We’re delighted that our Academic Dean, Prof. Chammah J. Kaunda, was among the speakers at the Theological Studies Society of Southern Africa (TSSA) annual conference, held in Pietermaritzburg, South Africa this summer. Our Holy Spirit stained-glass window, a centrepiece in the St James and St Philip church building, is featured here because it captures something of the movement, life, and communion of the Trinity. Paired with Prof. Chammah Kaunda’s reflections on the Trinity through an African lens, it invites us to see God not only through historic depictions, but also through the rich imagery of African Christian thought.
The TSSA—one of South Africa’s oldest professional associations for theologians—encourages scholarship, research, and professional development in theology. This year’s theme, “What does Nicaea have to do with Africa? Reflections on Confessing the One Faith,” marked a significant global moment as the Church commemorates 1,700 years since the Council of Nicaea (325 CE)—the historic gathering that shaped the Nicene Creed and affirmed the divinity of Christ.
At OCMS, a number of our faculty have been engaging with the legacy of Nicaea throughout this anniversary year—speaking at conferences and publishing articles which explore what Nicaea means for the Church today across different cultures. Prof. Kaunda’s contribution at TSSA offered a distinctly African perspective through his paper, “Na-nyi-na: Decolonial Perichoresis.”
In this paper, he proposed an African reimagining of the Nicene understanding of the Trinity, drawing on indigenous Bemba concepts from Zambia. His idea of Na-nyi-na—rooted in maternal and relational ways of knowing—expresses being and belonging as deeply interconnected. It resonates with the Christian idea of perichoresis (from the Greek for “to move or dance around”), a term used to describe the loving, dynamic communion of the Father, Son, and Holy Spirit. This topic also forms part of a chapter in Prof. Kaunda’s forthcoming book, Decolonial Pentecostalism, to be published next year (available for pre-order here).
Prof.
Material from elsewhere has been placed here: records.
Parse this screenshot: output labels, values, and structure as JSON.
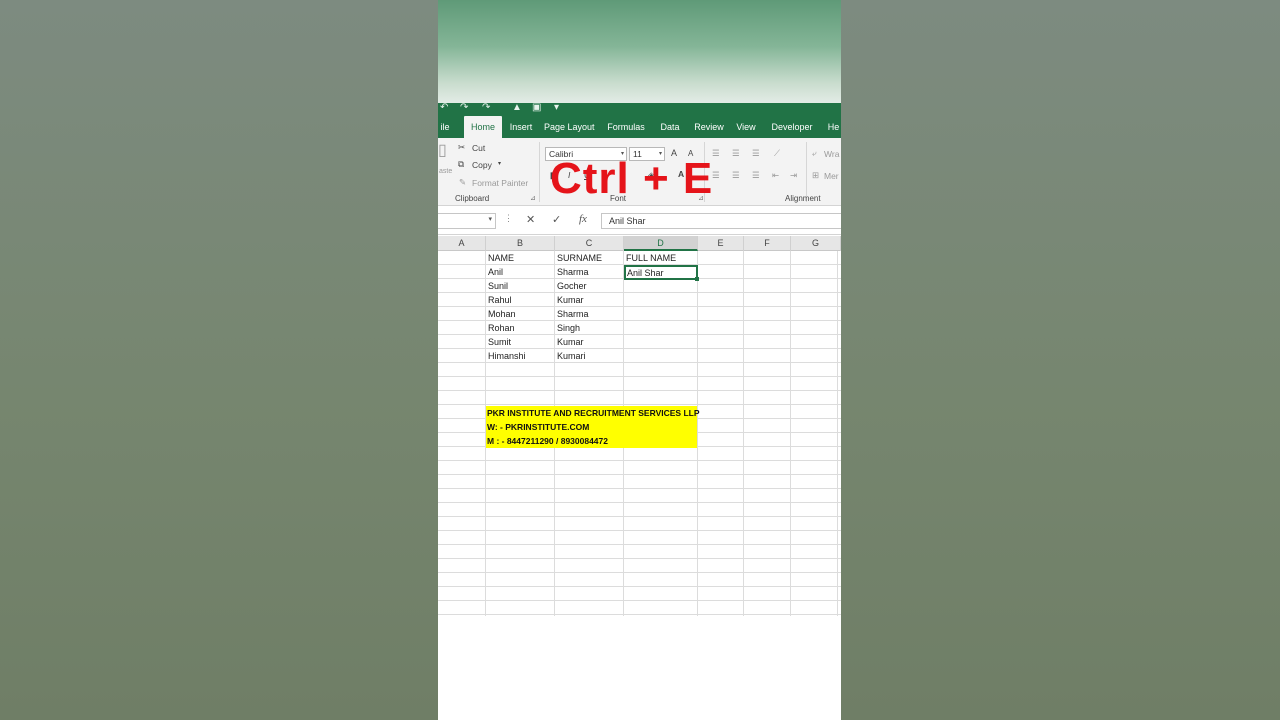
{
  "overlay_text": "Ctrl + E",
  "ribbon": {
    "tabs": [
      "ile",
      "Home",
      "Insert",
      "Page Layout",
      "Formulas",
      "Data",
      "Review",
      "View",
      "Developer",
      "He"
    ],
    "active_tab": "Home",
    "clipboard": {
      "cut": "Cut",
      "copy": "Copy",
      "format_painter": "Format Painter",
      "paste": "aste",
      "label": "Clipboard"
    },
    "font": {
      "family": "Calibri",
      "size": "11",
      "grow": "A",
      "shrink": "A",
      "italic": "I",
      "color_letter": "A",
      "label": "Font"
    },
    "alignment": {
      "wrap": "Wra",
      "merge": "Mer",
      "label": "Alignment"
    }
  },
  "formula_bar": {
    "fx": "fx",
    "cancel": "✕",
    "enter": "✓",
    "content": "Anil Shar"
  },
  "sheet": {
    "columns": [
      "A",
      "B",
      "C",
      "D",
      "E",
      "F",
      "G"
    ],
    "selected_column": "D",
    "headers": {
      "name": "NAME",
      "surname": "SURNAME",
      "full_name": "FULL NAME"
    },
    "rows": [
      {
        "name": "Anil",
        "surname": "Sharma"
      },
      {
        "name": "Sunil",
        "surname": "Gocher"
      },
      {
        "name": "Rahul",
        "surname": "Kumar"
      },
      {
        "name": "Mohan",
        "surname": "Sharma"
      },
      {
        "name": "Rohan",
        "surname": "Singh"
      },
      {
        "name": "Sumit",
        "surname": "Kumar"
      },
      {
        "name": "Himanshi",
        "surname": "Kumari"
      }
    ],
    "active_cell_value": "Anil Shar"
  },
  "banner": {
    "line1": "PKR INSTITUTE AND RECRUITMENT SERVICES LLP",
    "line2": "W: - PKRINSTITUTE.COM",
    "line3": "M : - 8447211290 / 8930084472"
  },
  "colors": {
    "excel_green": "#217346",
    "overlay_red": "#e5141a",
    "banner_yellow": "#ffff00"
  }
}
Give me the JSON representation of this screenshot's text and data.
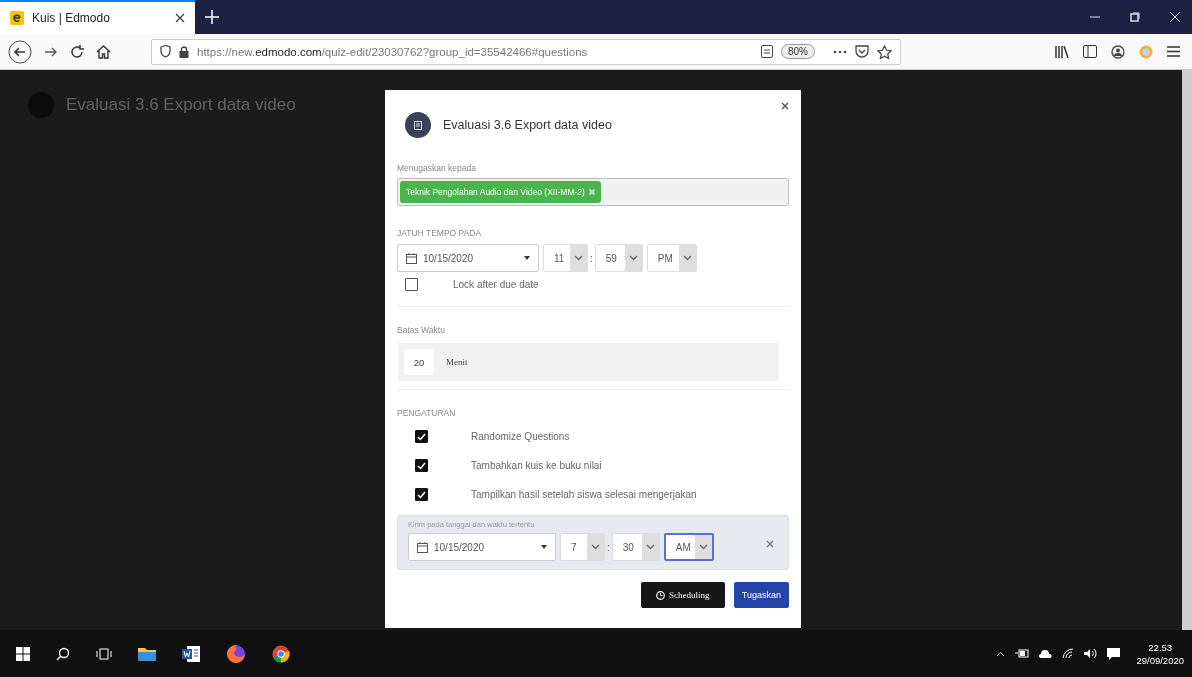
{
  "browser": {
    "tab": {
      "title": "Kuis | Edmodo",
      "selected": true
    },
    "url": "https://new.**edmodo.com**/quiz-edit/23030762?group_id=35542466#questions",
    "zoom": "80%"
  },
  "page": {
    "title": "Evaluasi 3.6 Export data video"
  },
  "dialog": {
    "title": "Evaluasi 3.6 Export data video",
    "assign_label": "Menugaskan kepada",
    "assignees": [
      {
        "label": "Teknik Pengolahan Audio dan Video (XII-MM-2)"
      }
    ],
    "due": {
      "label": "JATUH TEMPO PADA",
      "date": "10/15/2020",
      "separator": ":",
      "hour": {
        "value": "11",
        "focused": false
      },
      "minute": {
        "value": "59",
        "focused": false
      },
      "ampm": {
        "value": "PM",
        "focused": false
      },
      "lock": {
        "label": "Lock after due date",
        "checked": false
      }
    },
    "time_limit": {
      "label": "Batas Waktu",
      "value": "20",
      "unit": "Menit"
    },
    "settings": {
      "label": "PENGATURAN",
      "options": [
        {
          "label": "Randomize Questions",
          "checked": true
        },
        {
          "label": "Tambahkan kuis ke buku nilai",
          "checked": true
        },
        {
          "label": "Tampilkan hasil setelah siswa selesai mengerjakan",
          "checked": true
        }
      ]
    },
    "schedule": {
      "label": "Kirim pada tanggal dan waktu tertentu",
      "date": "10/15/2020",
      "separator": ":",
      "hour": {
        "value": "7",
        "focused": false
      },
      "minute": {
        "value": "30",
        "focused": false
      },
      "ampm": {
        "value": "AM",
        "focused": true
      }
    },
    "buttons": [
      {
        "label": "Scheduling",
        "kind": "schedule"
      },
      {
        "label": "Tugaskan",
        "kind": "primary"
      }
    ]
  },
  "taskbar": {
    "time": "22.53",
    "date": "29/09/2020"
  }
}
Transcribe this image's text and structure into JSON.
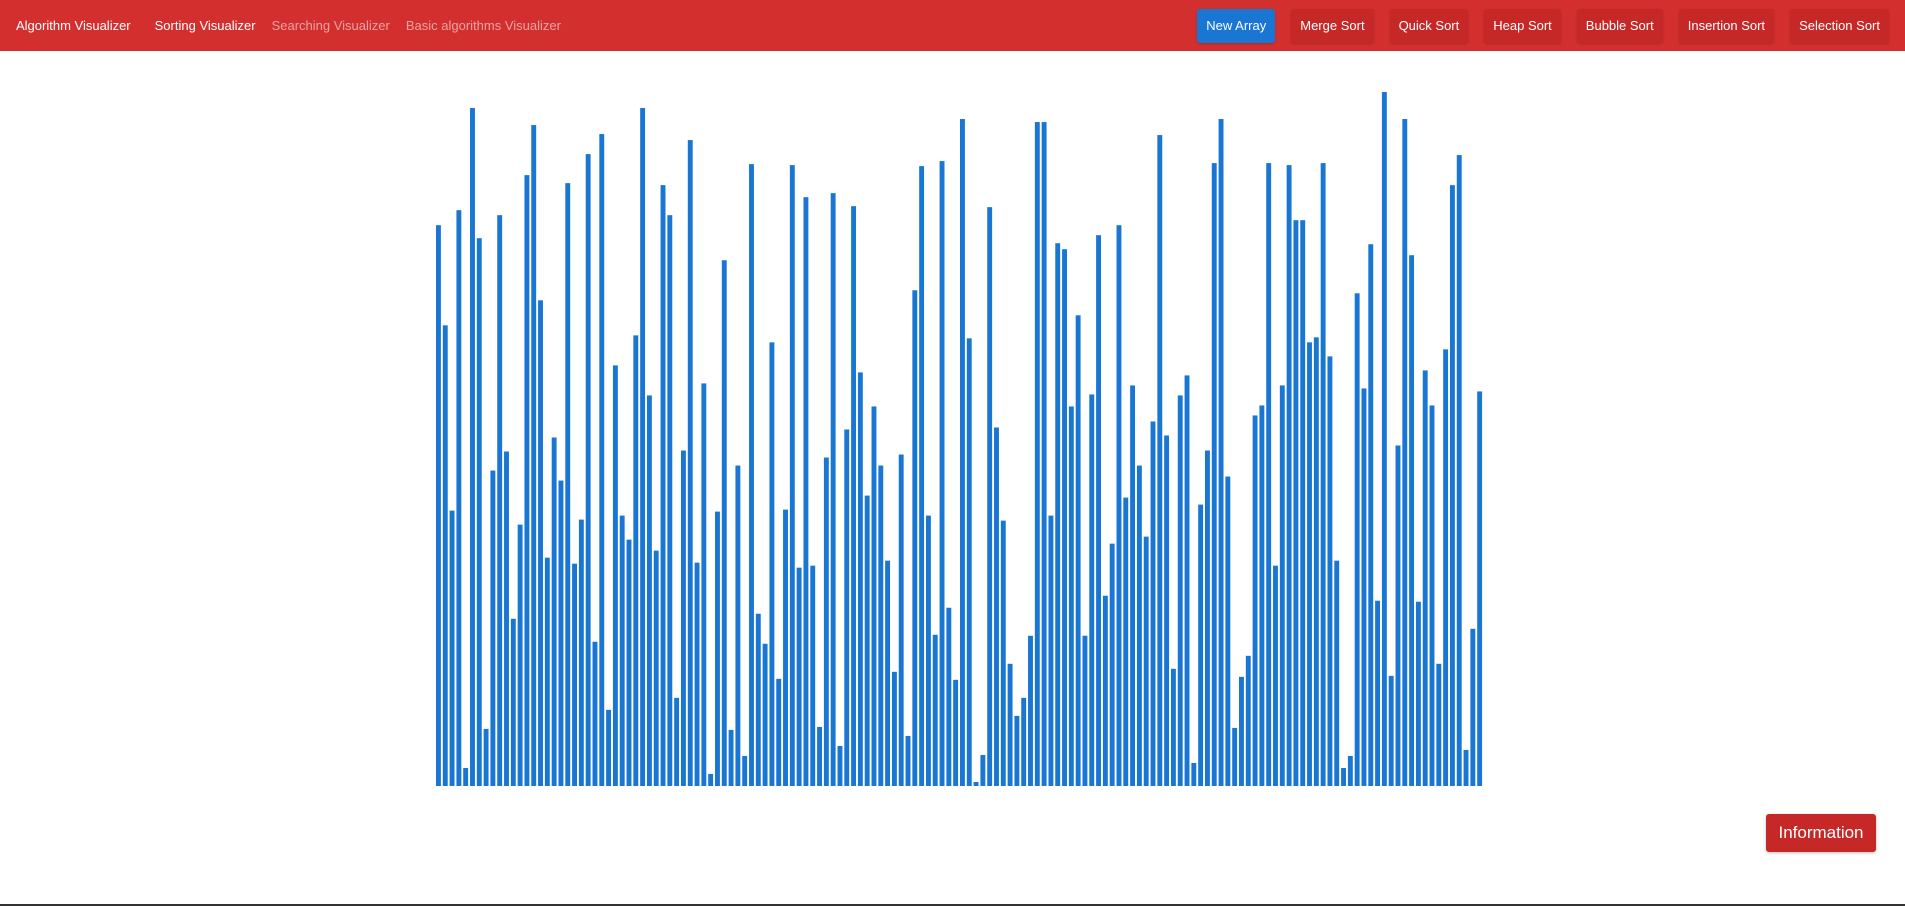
{
  "colors": {
    "navbar": "#d32f2f",
    "button_primary": "#1976d2",
    "button_danger": "#c62828",
    "bar": "#1976d2"
  },
  "navbar": {
    "brand": "Algorithm Visualizer",
    "links": {
      "sorting": "Sorting Visualizer",
      "searching": "Searching Visualizer",
      "basic": "Basic algorithms Visualizer"
    },
    "buttons": {
      "new_array": "New Array",
      "merge_sort": "Merge Sort",
      "quick_sort": "Quick Sort",
      "heap_sort": "Heap Sort",
      "bubble_sort": "Bubble Sort",
      "insertion_sort": "Insertion Sort",
      "selection_sort": "Selection Sort"
    }
  },
  "information_button": "Information",
  "array": {
    "max_value": 690,
    "values": [
      560,
      460,
      275,
      575,
      18,
      677,
      547,
      57,
      315,
      570,
      334,
      167,
      261,
      610,
      660,
      485,
      228,
      348,
      305,
      602,
      222,
      266,
      631,
      144,
      651,
      76,
      420,
      270,
      246,
      450,
      677,
      390,
      235,
      600,
      570,
      88,
      335,
      645,
      223,
      402,
      12,
      274,
      525,
      56,
      320,
      30,
      621,
      172,
      142,
      443,
      107,
      276,
      620,
      218,
      588,
      220,
      59,
      328,
      592,
      40,
      356,
      579,
      413,
      290,
      379,
      320,
      225,
      114,
      331,
      50,
      495,
      619,
      270,
      151,
      624,
      178,
      106,
      666,
      447,
      4,
      31,
      578,
      358,
      265,
      122,
      70,
      88,
      150,
      663,
      663,
      270,
      542,
      536,
      379,
      470,
      150,
      391,
      550,
      190,
      242,
      560,
      288,
      400,
      320,
      249,
      364,
      650,
      350,
      117,
      390,
      410,
      23,
      281,
      335,
      622,
      666,
      309,
      58,
      109,
      130,
      370,
      380,
      622,
      220,
      400,
      620,
      565,
      565,
      443,
      448,
      622,
      429,
      225,
      18,
      30,
      492,
      397,
      541,
      185,
      693,
      110,
      340,
      666,
      530,
      184,
      415,
      380,
      122,
      436,
      600,
      630,
      36,
      157,
      394
    ]
  }
}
Kaunda’s approach shows how African languages and metaphors can open up fresh ways of experiencing and expressing the mystery of the Triune God—making theology feel both rooted and relevant.
We love seeing our faculty share their work at events like this, helping spark thoughtful conversations and bringing an OCMS voice into important spaces around the world.
Book Abstract:
This paper proposes a decolonial option for engaging with the Nicene Trinitarian theology by grounding its reflection in indigenous African (Bemba of Zambia) epistemological, ontological, and linguistic metaphysics. It proposes Na-nyi-na as a viable theological grammar emerging from African maternal-linguistic metaphysics that has long existed on the margins of formal theology yet remains actively embodied within indigenous communities. Drawing from the African categories of Na- (maternal origination and generation), -nyi- (ontological fertility, vital breath, and life), and -na (relational being-in-becoming, identity, and self-communication), Na-nyi-na offers an intelligible, perceivable, and visualisable analogy that resonates with the Christian doctrine of perichoresis, while remaining distinctively rooted in the lived cultural grammar of African peoples. As a maternal metaphysical category, Na-nyi-na resists both the abstraction of the Trinity’s mysteries into speculative metaphysics and their reduction to mere functional complementarity. Instead, it articulates a performative, relational vision of perichoretic indwelling, wherein ontological distinction and unbroken communion coexist without mixture, confusion, separation, or division. In so doing, it enables theological concepts to be apprehended, visualised, and enacted within culturally resonant frameworks, empowering ordinary Christians to meaningfully experience the Trinitarian faith through metaphysical and relational categories indigenous to their own traditions.